Dans le domaine de la numérisation et de l'intelligence artificielle, nous pouvons trouver une proposition expansive similaire de l'avant: la croyance que la portée numérique nous libére de ces limites qui correspondent à notre réalité physique. Ici, nous devrions mentionner le projet Mark Zuckerberg pour émigrer à Metoverso ou les différentes plateformes qui offrent des formes de transaction, d'opportunités et d'expériences, où nous serions censés à l'abri des crises causées par le monde analogique. C'est une promesse plus radicale que d'échapper à Mars pour être à l'abri de la catastrophe, car il s'agirait de nous sauver, de certaines de nos dimensions qui sont comprises comme consommables. L'attrait de ce voyage est de croire que l'espace numérique peut se développer équilibré si nous n'avons pas atteint la stabilisation nécessaire dans le monde matériel (économique, social et écologique) et même en pensant que cette évasion serait la solution aux problèmes exponentiels que nous avons.

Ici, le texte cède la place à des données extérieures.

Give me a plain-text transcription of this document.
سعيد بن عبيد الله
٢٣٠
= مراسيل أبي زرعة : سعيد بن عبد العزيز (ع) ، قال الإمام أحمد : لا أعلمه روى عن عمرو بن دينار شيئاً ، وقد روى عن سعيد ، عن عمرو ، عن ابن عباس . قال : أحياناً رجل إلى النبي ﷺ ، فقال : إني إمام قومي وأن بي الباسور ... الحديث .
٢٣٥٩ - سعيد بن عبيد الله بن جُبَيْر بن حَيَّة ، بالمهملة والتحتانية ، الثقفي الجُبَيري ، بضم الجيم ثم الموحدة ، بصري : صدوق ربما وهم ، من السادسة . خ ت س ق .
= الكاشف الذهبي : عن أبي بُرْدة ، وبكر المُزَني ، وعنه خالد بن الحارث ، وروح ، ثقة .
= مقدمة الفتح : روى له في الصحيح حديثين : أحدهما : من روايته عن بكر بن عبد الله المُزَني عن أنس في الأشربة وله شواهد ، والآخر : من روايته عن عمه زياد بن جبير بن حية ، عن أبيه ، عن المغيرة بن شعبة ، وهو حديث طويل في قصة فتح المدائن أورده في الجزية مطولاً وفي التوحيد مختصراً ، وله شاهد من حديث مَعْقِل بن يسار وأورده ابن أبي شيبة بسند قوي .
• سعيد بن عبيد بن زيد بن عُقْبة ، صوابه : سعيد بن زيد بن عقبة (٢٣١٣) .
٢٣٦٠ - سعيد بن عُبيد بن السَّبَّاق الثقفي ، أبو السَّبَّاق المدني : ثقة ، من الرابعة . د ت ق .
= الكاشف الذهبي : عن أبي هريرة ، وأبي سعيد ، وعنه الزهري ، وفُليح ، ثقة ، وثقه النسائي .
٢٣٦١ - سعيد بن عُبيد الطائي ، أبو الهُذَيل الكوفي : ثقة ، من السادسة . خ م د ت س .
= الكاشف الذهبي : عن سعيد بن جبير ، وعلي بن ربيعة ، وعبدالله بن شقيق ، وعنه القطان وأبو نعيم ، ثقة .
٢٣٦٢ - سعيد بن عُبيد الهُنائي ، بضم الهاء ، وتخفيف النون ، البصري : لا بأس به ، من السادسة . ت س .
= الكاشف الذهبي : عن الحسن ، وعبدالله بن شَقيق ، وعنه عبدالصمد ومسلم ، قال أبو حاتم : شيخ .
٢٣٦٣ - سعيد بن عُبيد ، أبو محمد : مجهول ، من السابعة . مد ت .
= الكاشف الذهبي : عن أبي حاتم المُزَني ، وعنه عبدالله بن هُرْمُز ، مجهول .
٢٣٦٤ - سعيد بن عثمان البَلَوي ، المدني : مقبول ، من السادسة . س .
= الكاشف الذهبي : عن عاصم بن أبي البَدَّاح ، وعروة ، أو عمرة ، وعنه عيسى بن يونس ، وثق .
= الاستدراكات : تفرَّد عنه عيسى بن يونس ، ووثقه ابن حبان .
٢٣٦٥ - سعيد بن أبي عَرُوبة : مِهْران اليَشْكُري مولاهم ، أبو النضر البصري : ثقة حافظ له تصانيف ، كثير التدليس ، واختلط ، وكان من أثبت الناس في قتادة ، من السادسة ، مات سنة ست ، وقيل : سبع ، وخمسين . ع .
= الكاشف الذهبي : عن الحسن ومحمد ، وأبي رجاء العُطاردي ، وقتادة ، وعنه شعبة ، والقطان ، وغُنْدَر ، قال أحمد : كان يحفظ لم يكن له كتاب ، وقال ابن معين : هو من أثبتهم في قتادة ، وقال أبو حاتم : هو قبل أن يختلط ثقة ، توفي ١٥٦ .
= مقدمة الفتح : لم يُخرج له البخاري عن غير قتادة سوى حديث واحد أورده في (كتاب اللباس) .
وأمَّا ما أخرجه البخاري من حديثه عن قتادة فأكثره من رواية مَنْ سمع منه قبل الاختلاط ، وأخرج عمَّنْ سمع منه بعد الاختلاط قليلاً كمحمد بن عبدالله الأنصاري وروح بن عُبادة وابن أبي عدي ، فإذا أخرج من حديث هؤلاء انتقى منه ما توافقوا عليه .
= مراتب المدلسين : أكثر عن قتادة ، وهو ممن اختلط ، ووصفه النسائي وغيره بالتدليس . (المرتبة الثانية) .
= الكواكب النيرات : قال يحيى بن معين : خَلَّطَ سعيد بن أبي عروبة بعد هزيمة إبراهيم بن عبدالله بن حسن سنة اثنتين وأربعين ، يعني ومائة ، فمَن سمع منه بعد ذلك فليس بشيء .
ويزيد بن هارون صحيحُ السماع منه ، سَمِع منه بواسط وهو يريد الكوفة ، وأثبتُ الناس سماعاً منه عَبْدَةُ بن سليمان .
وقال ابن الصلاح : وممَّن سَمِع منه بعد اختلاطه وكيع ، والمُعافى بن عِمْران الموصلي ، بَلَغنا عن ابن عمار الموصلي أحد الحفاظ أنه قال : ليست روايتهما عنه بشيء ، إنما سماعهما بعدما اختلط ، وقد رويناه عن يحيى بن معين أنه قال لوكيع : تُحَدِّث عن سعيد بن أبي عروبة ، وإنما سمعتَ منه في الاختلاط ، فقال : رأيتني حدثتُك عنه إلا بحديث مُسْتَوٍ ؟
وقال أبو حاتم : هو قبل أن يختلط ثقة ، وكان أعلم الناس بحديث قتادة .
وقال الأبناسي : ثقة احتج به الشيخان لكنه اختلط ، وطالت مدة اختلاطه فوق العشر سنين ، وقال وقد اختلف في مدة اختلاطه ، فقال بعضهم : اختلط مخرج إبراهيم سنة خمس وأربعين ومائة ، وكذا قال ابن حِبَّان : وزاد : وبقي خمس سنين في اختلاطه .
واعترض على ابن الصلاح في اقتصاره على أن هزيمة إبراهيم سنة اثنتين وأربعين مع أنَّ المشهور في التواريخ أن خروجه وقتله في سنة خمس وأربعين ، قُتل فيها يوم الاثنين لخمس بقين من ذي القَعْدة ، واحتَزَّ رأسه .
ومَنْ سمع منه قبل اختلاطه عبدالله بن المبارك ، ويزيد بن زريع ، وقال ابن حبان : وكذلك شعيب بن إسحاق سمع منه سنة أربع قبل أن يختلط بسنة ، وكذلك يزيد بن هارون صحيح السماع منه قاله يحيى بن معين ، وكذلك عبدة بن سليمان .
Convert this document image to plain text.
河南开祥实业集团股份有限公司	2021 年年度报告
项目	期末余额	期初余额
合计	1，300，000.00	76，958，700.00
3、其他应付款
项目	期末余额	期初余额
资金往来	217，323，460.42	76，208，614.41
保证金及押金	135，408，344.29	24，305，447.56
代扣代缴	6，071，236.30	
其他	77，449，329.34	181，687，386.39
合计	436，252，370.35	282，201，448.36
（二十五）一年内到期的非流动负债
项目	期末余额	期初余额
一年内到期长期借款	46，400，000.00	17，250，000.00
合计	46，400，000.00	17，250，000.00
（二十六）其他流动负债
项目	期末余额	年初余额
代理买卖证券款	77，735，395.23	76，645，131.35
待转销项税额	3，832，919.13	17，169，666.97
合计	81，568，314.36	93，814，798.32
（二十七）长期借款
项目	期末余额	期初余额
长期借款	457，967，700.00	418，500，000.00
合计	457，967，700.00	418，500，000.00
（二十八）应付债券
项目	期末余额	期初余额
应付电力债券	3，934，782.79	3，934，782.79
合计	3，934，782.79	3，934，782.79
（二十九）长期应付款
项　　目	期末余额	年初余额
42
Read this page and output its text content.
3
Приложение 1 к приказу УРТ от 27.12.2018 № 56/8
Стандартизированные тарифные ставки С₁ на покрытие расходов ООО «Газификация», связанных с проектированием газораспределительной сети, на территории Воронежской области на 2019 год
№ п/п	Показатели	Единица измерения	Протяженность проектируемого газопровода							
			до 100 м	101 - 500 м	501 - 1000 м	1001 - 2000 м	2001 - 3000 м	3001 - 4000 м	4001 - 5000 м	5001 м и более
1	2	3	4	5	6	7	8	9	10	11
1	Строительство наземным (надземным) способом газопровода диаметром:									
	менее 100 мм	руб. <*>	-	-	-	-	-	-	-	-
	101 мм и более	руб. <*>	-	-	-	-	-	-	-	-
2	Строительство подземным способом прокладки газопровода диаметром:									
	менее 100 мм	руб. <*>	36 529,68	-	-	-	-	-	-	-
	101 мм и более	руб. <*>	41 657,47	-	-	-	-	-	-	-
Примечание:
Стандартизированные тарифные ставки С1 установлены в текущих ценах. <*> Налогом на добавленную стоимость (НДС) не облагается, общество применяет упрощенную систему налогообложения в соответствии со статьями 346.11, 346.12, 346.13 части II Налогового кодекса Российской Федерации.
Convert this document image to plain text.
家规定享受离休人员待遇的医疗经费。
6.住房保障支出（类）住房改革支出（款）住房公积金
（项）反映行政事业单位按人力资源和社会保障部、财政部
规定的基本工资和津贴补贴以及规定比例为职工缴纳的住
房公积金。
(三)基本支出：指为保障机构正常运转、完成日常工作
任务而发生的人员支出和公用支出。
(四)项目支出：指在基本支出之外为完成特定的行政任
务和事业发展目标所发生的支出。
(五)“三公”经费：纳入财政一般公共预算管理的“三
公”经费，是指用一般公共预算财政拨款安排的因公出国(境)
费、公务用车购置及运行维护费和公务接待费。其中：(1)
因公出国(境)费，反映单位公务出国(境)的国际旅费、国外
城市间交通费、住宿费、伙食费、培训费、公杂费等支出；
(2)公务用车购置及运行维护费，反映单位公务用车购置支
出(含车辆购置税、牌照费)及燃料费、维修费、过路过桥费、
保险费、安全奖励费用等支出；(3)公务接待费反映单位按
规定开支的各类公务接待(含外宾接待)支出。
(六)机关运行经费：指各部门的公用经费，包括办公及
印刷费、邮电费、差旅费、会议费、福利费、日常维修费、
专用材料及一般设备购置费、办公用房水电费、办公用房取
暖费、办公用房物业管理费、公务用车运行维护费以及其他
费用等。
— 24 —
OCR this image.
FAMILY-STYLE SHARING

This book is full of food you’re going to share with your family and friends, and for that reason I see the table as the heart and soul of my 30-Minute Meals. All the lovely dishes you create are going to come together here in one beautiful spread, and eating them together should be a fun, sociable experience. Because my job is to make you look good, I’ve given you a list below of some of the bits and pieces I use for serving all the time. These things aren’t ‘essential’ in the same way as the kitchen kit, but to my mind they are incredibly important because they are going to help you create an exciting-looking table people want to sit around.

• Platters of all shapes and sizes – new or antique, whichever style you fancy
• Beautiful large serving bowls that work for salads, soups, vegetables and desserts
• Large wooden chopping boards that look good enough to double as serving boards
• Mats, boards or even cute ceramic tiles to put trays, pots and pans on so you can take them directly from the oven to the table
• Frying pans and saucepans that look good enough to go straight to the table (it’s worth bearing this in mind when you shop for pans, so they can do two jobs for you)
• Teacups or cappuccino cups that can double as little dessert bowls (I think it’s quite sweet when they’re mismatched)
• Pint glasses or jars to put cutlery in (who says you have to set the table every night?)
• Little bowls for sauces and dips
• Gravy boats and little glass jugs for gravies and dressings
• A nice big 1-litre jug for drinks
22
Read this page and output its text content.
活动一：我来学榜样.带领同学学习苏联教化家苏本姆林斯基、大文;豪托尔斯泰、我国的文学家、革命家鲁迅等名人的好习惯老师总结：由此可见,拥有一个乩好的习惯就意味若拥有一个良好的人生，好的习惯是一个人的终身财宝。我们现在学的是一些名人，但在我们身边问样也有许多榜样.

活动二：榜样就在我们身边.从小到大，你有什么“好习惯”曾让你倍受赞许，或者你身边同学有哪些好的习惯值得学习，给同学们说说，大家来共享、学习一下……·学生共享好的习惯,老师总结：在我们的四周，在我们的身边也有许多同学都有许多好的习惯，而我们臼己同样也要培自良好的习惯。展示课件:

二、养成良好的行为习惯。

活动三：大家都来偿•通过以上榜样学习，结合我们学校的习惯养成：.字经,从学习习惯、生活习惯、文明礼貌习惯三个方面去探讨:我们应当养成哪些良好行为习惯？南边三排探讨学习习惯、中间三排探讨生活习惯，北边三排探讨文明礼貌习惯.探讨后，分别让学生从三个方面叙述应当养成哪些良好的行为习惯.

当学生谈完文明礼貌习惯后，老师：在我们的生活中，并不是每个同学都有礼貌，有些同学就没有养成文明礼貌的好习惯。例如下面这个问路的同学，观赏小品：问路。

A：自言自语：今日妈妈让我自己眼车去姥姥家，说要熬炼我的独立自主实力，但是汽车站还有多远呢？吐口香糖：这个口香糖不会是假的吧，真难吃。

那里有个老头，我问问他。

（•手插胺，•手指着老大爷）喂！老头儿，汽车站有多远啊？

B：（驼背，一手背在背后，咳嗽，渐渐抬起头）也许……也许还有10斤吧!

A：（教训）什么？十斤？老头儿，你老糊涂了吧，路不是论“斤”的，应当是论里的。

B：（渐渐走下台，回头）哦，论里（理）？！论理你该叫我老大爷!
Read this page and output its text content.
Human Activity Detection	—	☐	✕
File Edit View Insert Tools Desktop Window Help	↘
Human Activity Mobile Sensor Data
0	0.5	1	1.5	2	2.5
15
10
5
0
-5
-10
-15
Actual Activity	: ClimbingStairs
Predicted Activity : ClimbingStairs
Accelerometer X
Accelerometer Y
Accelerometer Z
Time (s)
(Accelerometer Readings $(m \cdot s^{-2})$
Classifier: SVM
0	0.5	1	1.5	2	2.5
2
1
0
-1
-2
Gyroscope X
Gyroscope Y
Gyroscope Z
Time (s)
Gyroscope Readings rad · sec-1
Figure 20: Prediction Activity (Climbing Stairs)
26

Pendant ce temps, la politique, dans son format traditionnel, découvre toujours le parti (du drame, dans ce cas); Son court-terme l'empêche de fournir la vision et les instruments qui seraient nécessaires pour fournir au système social la stabilisation que nous attendons. Nous avons une politique axée sur les cycles trop courts à un moment où trop de dynamiques ont atteint des dimensions qui dépassent certaines limites naturelles ou qui posent des dommages irréversibles, des crises et des problèmes graves, de sorte que la poursuite de cette vitesse est particulièrement dangereuse et même catastrophique (et n'est plus éloignée).

Comment pourrions-nous ensuite plier les courbes et équilibrer leur croissance? Comment arrêter le développement exponentiel dans le temps et le transformer en une dynamique durable, stable et juste qui assure un long horizon temporaire?

Les solutions les plus courantes sont irréalistes car la catastrophe que nous allons n'est pas suffisamment prise ou parce qu'elles ne connaissent pas la condition humaine. D'une part, les recettes d'adaptation et de résilience, qui ont en commun l'acceptation résignée des circonstances sur la configuration duquel il est censé n'avoir aucune capacité; Ce sont des réponses continues et réactives, sans initiative et volonté pour la transformation. D'un autre côté, la proposition de la diminution, raisonnable dans de nombreux aspects, mais irréaliste en tant que formule générale, car les humains ne peuvent pas arrêter toute croissance et il n'est pas plausible de renoncer à certaines augmentations. La stabilisation ne signifie pas maintenir les choses comme elles sont (ce qui est généralement impossible et constitue le risque dont nous parlons), mais pour corriger avec le temps ces variables avec un développement exponentiel dangereux, de sorte que certaines limites ne sont pas dépassées. La stabilisation n'est pas l'opposé de la croissance mais son état de possibilité. Il n'y a pas de prospérité future sans respect pour les conditions vitales dont elle dépend.

Ce monde a pris fin qui pourrait accroître sans prétention des possibilités illimitées. Ce que nous avons maintenant, c'est un monde avec des limites qui doivent être prises au sérieux, avec des ressources rares, qui doivent être stabilisées avec modération, sens de l'intelligence commune et coopérative. La question substantielle est de savoir quel type de limites nous devons imposer et comment le faire démocratiquement. Cette auto-limitation doit être collectivement convenue, de sorte que les coûts sont équitablement distribués et sont acceptés comme une limitation qui n'est pas imposée arbitrairement, qui peut être décrite comme démocratique.